- US film poster
- Traditional Chinese: 1/2次同床
- Simplified Chinese: 1/2次同床
- Hanyu Pinyin: Èr Fēn Zhī Yī Cì Tóng Chuáng
- Jyutping: Ji6 Fan6 Zi1 Jat1 Ci3 Tung4 Cong4
- Directed by: Daniel Yu Norman Law
- Screenplay by: Jeffrey Lau Lee Chi-yin
- Produced by: Norman Law David Lai
- Starring: Andy Lau Rosamund Kwan
- Cinematography: William Yim Lau Hung-chuen
- Edited by: Hai Kit-wai Poon Hung
- Music by: Henry Lai Wan-man
- Production company: Teamwork Motion Pictures
- Distributed by: Teamwork Motion Pictures
- Release date: 26 September 1996;
- Running time: 94 minutes
- Country: Hong Kong
- Language: Cantonese
- Box office: HK$3,591,840

= Thanks for Your Love =

1996 Hong Kong film by Daniel Yu and Norman Law

Thanks for Your Love is a 1996 Hong Kong romantic comedy film produced and directed by Daniel Yu and Norman Law and starring Andy Lau and Rosamund Kwan.

==Plot==
Wah (Andy Lau) has an uninhibited romantic nature and is very optimistic. He also loves motorcycles, but he gets into a traffic accident which damages a business of the company he works for and Wah is fired as a result. Lam-lam (Rosamund Kwan) is old-fashioned and conservative. She wants to get married with his boyfriend Michael (Michael Tao), but she overreacts and gets violent when she gets intimate with a man.
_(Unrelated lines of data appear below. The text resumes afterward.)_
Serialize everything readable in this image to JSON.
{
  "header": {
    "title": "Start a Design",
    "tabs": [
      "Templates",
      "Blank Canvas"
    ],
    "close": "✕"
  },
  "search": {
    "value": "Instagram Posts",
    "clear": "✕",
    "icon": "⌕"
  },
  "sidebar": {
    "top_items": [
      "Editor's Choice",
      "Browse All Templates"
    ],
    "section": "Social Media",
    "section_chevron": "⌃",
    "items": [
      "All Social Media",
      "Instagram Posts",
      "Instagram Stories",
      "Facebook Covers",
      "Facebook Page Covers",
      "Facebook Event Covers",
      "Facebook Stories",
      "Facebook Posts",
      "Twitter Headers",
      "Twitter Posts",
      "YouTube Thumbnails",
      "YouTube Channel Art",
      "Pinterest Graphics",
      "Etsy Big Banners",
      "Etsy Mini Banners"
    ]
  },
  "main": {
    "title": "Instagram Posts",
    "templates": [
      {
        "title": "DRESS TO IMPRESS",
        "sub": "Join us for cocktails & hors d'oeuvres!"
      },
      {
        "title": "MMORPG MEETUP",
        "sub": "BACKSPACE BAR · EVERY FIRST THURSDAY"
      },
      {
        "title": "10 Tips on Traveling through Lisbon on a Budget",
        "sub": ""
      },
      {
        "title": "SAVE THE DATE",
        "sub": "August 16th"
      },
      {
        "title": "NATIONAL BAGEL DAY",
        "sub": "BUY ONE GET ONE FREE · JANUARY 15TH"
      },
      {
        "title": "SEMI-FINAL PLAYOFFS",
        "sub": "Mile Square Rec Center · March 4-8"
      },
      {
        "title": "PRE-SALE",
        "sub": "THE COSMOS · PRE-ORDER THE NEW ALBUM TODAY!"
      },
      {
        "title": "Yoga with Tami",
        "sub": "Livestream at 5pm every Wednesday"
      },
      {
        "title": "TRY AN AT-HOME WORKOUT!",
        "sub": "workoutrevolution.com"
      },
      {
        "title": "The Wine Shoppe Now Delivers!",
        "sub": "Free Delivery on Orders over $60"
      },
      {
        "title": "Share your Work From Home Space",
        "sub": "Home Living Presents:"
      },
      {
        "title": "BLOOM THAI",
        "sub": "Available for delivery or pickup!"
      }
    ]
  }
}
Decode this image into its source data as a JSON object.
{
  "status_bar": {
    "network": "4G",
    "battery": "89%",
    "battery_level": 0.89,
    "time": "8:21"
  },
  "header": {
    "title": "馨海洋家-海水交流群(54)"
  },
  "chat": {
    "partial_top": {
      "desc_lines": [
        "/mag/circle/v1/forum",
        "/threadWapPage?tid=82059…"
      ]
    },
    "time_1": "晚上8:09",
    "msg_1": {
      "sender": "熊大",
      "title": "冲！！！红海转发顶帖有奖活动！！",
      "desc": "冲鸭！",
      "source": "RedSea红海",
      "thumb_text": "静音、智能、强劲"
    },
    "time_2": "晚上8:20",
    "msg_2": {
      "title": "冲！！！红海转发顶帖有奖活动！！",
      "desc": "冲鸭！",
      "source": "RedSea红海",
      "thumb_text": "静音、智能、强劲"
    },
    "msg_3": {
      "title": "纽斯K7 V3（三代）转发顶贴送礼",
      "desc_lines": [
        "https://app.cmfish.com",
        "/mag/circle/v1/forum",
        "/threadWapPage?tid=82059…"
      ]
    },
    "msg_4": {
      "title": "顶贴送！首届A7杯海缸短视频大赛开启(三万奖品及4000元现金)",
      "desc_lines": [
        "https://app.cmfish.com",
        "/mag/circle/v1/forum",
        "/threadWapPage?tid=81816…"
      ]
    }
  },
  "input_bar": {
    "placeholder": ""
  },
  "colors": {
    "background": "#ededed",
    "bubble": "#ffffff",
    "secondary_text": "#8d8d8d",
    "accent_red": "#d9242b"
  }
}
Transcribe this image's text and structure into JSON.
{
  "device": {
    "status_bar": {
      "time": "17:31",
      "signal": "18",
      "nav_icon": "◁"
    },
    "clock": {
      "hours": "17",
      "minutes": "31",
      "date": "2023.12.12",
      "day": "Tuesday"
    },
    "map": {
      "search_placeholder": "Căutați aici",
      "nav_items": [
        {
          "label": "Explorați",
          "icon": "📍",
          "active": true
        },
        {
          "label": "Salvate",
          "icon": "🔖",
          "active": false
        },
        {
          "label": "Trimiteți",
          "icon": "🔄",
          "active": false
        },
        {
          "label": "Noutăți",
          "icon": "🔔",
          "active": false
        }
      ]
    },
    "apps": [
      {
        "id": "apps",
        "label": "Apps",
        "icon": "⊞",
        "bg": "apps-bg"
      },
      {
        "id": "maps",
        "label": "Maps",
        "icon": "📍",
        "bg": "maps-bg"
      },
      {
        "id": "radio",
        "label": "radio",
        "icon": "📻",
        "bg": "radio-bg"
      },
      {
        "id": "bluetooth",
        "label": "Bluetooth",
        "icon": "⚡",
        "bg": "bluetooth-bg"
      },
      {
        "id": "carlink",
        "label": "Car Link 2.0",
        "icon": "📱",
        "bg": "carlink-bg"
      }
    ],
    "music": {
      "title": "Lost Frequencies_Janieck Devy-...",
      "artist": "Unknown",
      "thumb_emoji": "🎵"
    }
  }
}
Because of this, Michael broke up with her. One day, Wah met Lam-lam at a reception of her company. Having lost her love, Lam-lam was determined to make a breakthrough. Using alcohol to boost her courage, Lam-lam uses her tipsiness to seduce Wah. Wah sees his love fortune coming and the two of them hook up creating a seemingly imaginary and real bewildered night.

==Cast==
- Andy Lau as Wah
- Rosamund Kwan as Lam-lam
- Deanie Ip as Lam-lam's mother
- Michael Tao as Michael
- Anita Lee as Michael's new girlfriend
- Kong Ngai as Lam-lam's father
- Kung Suet-fa as Ben's girlfriend
- Maria Cordero (cameo)
- Sheila Chan as Nancy
- Kingdom Yuen as Lam-lam's Manager
- Michael Lam as Gay man on the street (cameo)
- Kwan Hoi-san as Uncle Shrimp
- Lee Heung-kam as Sister Kam
- Power Chan
- Radium Cheung
- Wong Po-mei
- Cha Chuen-yee as Wah's boss
- Nelson Cheung as Therapist
- Wong Chi-keung
- Daniel Yu
- Hau Woon-ling
- Lee Wai-wah
- Leung San
- Ching Wan
- Ma Wai-ling

==Theme song==
- Tide (潮水)
  - Composer: Takashi Tsushini
  - Lyricist/Singer: Andy Lau

==Box office==
The film grossed HK$3,591,840 at the Hong Kong box office during its theatrical run from 26 September to 9 October 1996 in Hong Kong.